Most of them were in their twenties. George said suddenly, "What happens to the older ones?"

Omani said, "This place specializes in the younger ones." Then, as though he suddenly recognized an implication in George's question that he had missed earlier, he shook his head gravely and said, "They're not put out of the way, if that's what you mean. There are other Houses for older ones."

"Who cares?" mumbled George, who felt he was sounding too interested and in danger of slipping into surrender.

"You might. As you grow older, you will find yourself in a House with occupants of both sexes."

That surprised George somehow. "Women, too?"

"Of course. Do you suppose women are immune to this sort of thing?"

George thought of that with more interest and excitement than he had felt for anything since before that day when-He forced his thought away from that.

Omani stopped at the doorway of a room that contained a small closed-circuit television set and a desk computer. Five or six men sat about the television. Omani said, "This is a classroom."

George said, "What's that?"

"The young men in there are being educated. Not," he added, quickly, "in the usual way."

"You mean they're cramming it in bit by bit."

"That's right. This is the way everyone did it in ancient times."

This was what they kept telling him since he had come to the House but what of it? Suppose there had been a day when mankind had not known the diatherm-oven. Did that mean he should be satisfied to eat meat raw in a world where others ate it cooked?

He said, "Why do they want to go through that bit-by-bit stuff?"

"To pass the time, George, and because they're curious."

"What good does it do them?"

"It makes them happier."

George carried that thought to bed with him.

The next day he said to Omani ungraciously, "Can you get me into a classroom where I can find out something about programming?"

Omani replied heartily, "Sure."

It was slow and he resented it. Why should someone have to explain something and explain it again? Why should he have to read and reread a passage, then stare at a mathematical relationship and not understand it at once? That wasn't how other people had to be.

Over and over again, he gave up. Once he refused to attend classes for a week.

But always he returned.
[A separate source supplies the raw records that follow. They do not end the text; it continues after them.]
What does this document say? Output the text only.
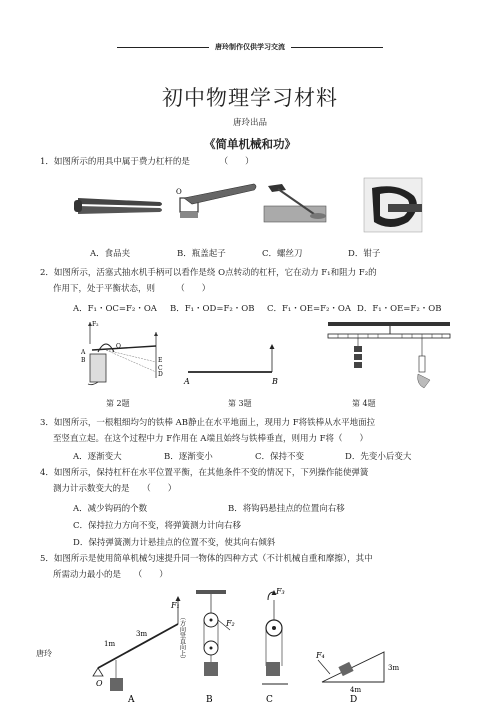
唐玲制作仅供学习交流
初中物理学习材料
唐玲出品
《简单机械和功》
1．如图所示的用具中属于费力杠杆的是　　　　（　　）
O
A．食品夹	B．瓶盖起子	C．螺丝刀	D．钳子
2．如图所示，活塞式抽水机手柄可以看作是绕 O点转动的杠杆，它在动力 F₁和阻力 F₂的
作用下，处于平衡状态，则　　　（　　）
A．F₁・OC=F₂・OA B．F₁・OD=F₂・OB C．F₁・OE=F₂・OA D．F₁・OE=F₂・OB
F₂
A
B
C
D
E
O
A	B
第 2题	第 3题	第 4题
3．如图所示，一根粗细均匀的铁棒 AB静止在水平地面上，现用力 F将铁棒从水平地面拉
至竖直立起。在这个过程中力 F作用在 A端且始终与铁棒垂直，则用力 F将（　　）
A．逐渐变大	B．逐渐变小	C．保持不变	D．先变小后变大
4．如图所示，保持杠杆在水平位置平衡，在其他条件不变的情况下，下列操作能使弹簧
测力计示数变大的是　　（　　）
A．减少钩码的个数	B．将钩码悬挂点的位置向右移
C．保持拉力方向不变，将弹簧测力计向右移
D．保持弹簧测力计悬挂点的位置不变，使其向右倾斜
5．如图所示是使用简单机械匀速提升同一物体的四种方式（不计机械自重和摩擦），其中
所需动力最小的是　　（　　）
唐玲
F₁
1m
3m
O
（方向竖直向上）
A
F₂
B
F₃
C
F₄
3m
4m
D
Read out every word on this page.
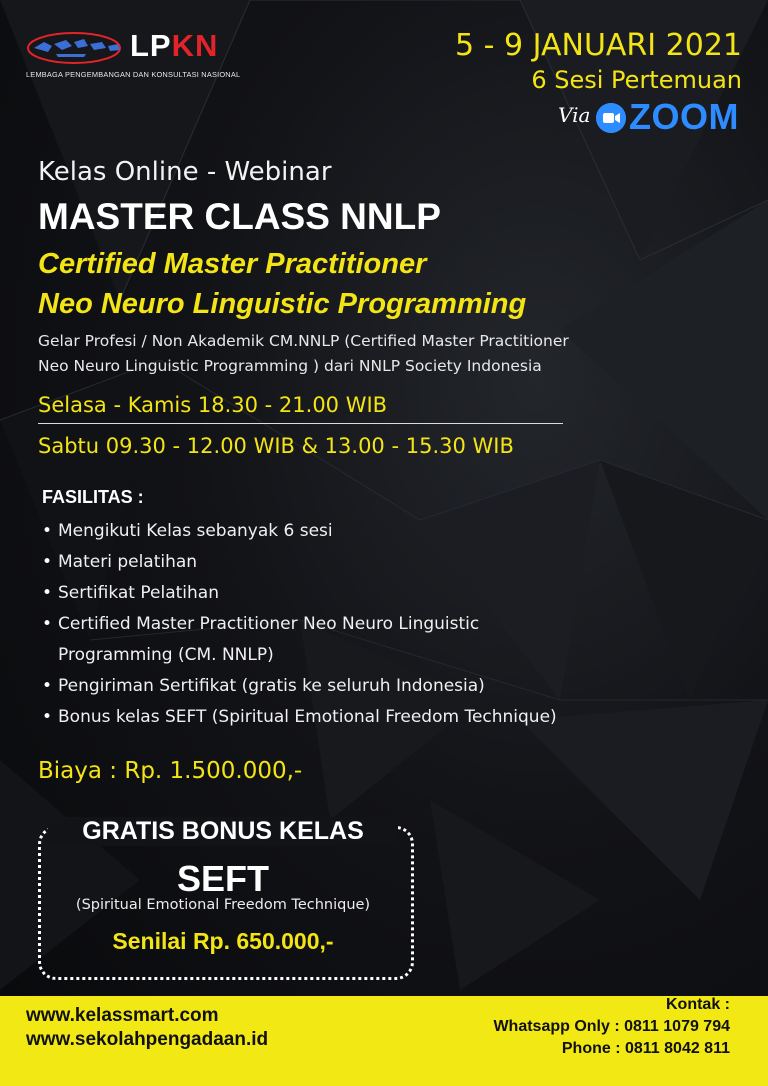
LPKN
LEMBAGA PENGEMBANGAN DAN KONSULTASI NASIONAL
5 - 9 JANUARI 2021
6 Sesi Pertemuan
Via ZOOM
Kelas Online - Webinar
MASTER CLASS NNLP
Certified Master Practitioner
Neo Neuro Linguistic Programming
Gelar Profesi / Non Akademik CM.NNLP (Certified Master Practitioner
Neo Neuro Linguistic Programming ) dari NNLP Society Indonesia
Selasa - Kamis 18.30 - 21.00 WIB
Sabtu 09.30 - 12.00 WIB & 13.00 - 15.30 WIB
FASILITAS :
• Mengikuti Kelas sebanyak 6 sesi
• Materi pelatihan
• Sertifikat Pelatihan
• Certified Master Practitioner Neo Neuro Linguistic Programming (CM. NNLP)
• Pengiriman Sertifikat (gratis ke seluruh Indonesia)
• Bonus kelas SEFT (Spiritual Emotional Freedom Technique)
Biaya : Rp. 1.500.000,-
GRATIS BONUS KELAS
SEFT
(Spiritual Emotional Freedom Technique)
Senilai Rp. 650.000,-
www.kelassmart.com
www.sekolahpengadaan.id
Kontak :
Whatsapp Only : 0811 1079 794
Phone : 0811 8042 811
The official in charge, who assigned reading, conducted the television demonstrations, and even explained difficult passages and concepts, never commented on the matter.

George was finally given a regular task in the gardens and took his turn in the various kitchen and cleaning details. This was represented to him as being an advance, but he wasn't fooled. The place might have been far more mechanized than it was, but they deliberately made work for the young men in order to give them the illusion of worth-while occupation, of usefulness. George wasn't fooled.

They were even paid small sums of money out of which they could buy certain specified luxuries or which they could put aside for a problematical use in a problemical old age. George kept his money in an open jar, which he kept on a closet shelf. He had no idea how much he had accumulated. Nor did he care.